Data analysts are surrounded by vast amounts of available data, but not all data is useful for every project. A key responsibility of a data analyst is deciding what data to collect and use so that analysis stays focused, efficient, and relevant to the business problem.

Although the volume of available data can feel overwhelming, project goals and business questions usually narrow the choices significantly.


2. Starting with the Problem

Data collection should begin with a clear analytical question.

Example question

  • What is causing increased rush-hour traffic in a city?

This question immediately shapes what kind of data is needed and rules out irrelevant data.


3. Understanding Data Sources

Knowing where data comes from is essential for evaluating its reliability and suitability.

First-party data

  • Collected directly by the analyst or organization
  • Uses internal resources
  • Example: observing and counting cars on city streets
  • Most preferred because the source is fully known

Second-party data

  • Collected by another organization directly from its audience
  • Purchased or shared
  • Example: traffic studies conducted by a local research organization
  • Generally reliable due to subject-matter expertise

Third-party data

  • Collected by external sources not directly involved
  • May pass through multiple organizations
  • Reliability varies
  • Requires careful checks for:
    • Accuracy
    • Bias
    • Credibility

Regardless of the source, all data must be evaluated for trustworthiness and approval for use.


4. Relevance Over Volume

Choosing the right data is more important than collecting large amounts of data.

Example

  • Financial data may not help explain traffic congestion
  • Traffic volume by time of day would be highly relevant

Data analysts must avoid distractions and focus only on data that supports the problem being solved.


5. Population vs. Sample

Population

  • The entire group of interest
  • Example: all cars traveling in a city

Collecting data from the full population is often impractical.


Sample

  • A subset of the population
  • Represents the population accurately
  • Example approaches:
    • Observing traffic at a key intersection
    • Selecting a random subset of traffic records

The sampling method depends on the project’s goals and constraints.
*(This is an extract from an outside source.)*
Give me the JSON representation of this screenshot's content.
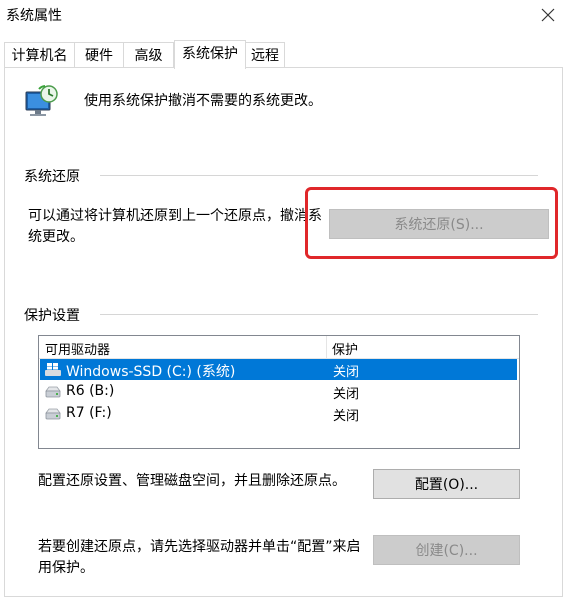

6. Choosing the Right Data Type

Selecting the correct data type helps ensure meaningful analysis.

Example

  • Traffic record dates stored in date format
  • Enables analysis of:
    • Day-of-week trends
    • Seasonal patterns
    • Recurring congestion periods

Correct data types improve accuracy and analytical flexibility.
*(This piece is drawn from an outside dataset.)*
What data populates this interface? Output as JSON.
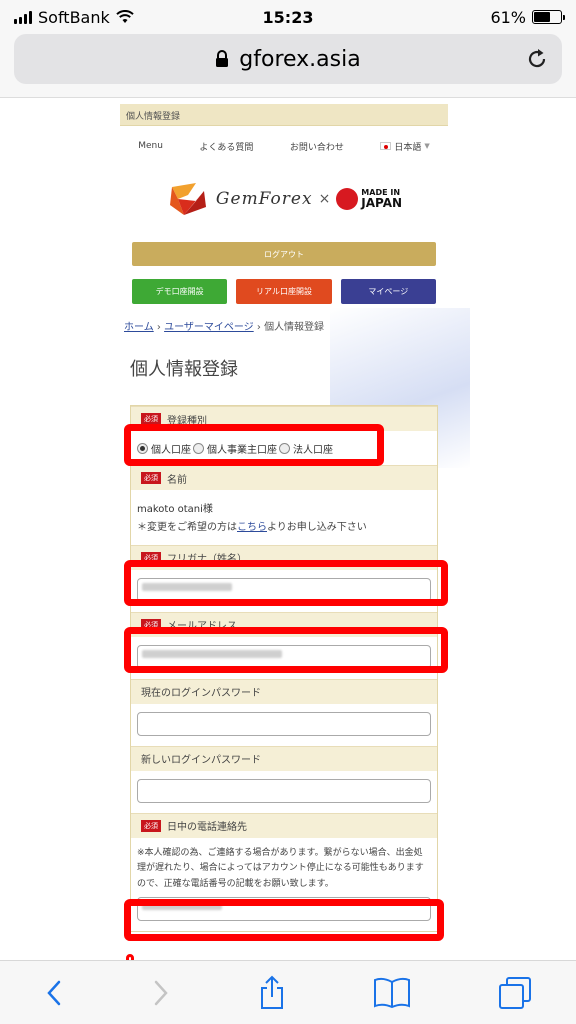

7. Defining the Time Frame

The time period for data collection affects other decisions.

Historical data

  • Data that already exists
  • Useful when answers are needed quickly

Long-term data collection

  • Used to observe trends over time
  • Influences sampling strategy and storage choices

8. Key Takeaways

  • Data selection is a critical analytical decision
  • Business questions guide what data is relevant
  • First-, second-, and third-party data vary in reliability
  • All data must be checked for accuracy and credibility
  • Samples are often more practical than full populations
  • Choosing appropriate data types improves insights
  • Time frame influences data collection strategy

One-sentence summary

Effective data analysis depends on selecting relevant, reliable data by considering data sources, sampling, data types, and time frames in alignment with the problem being solved.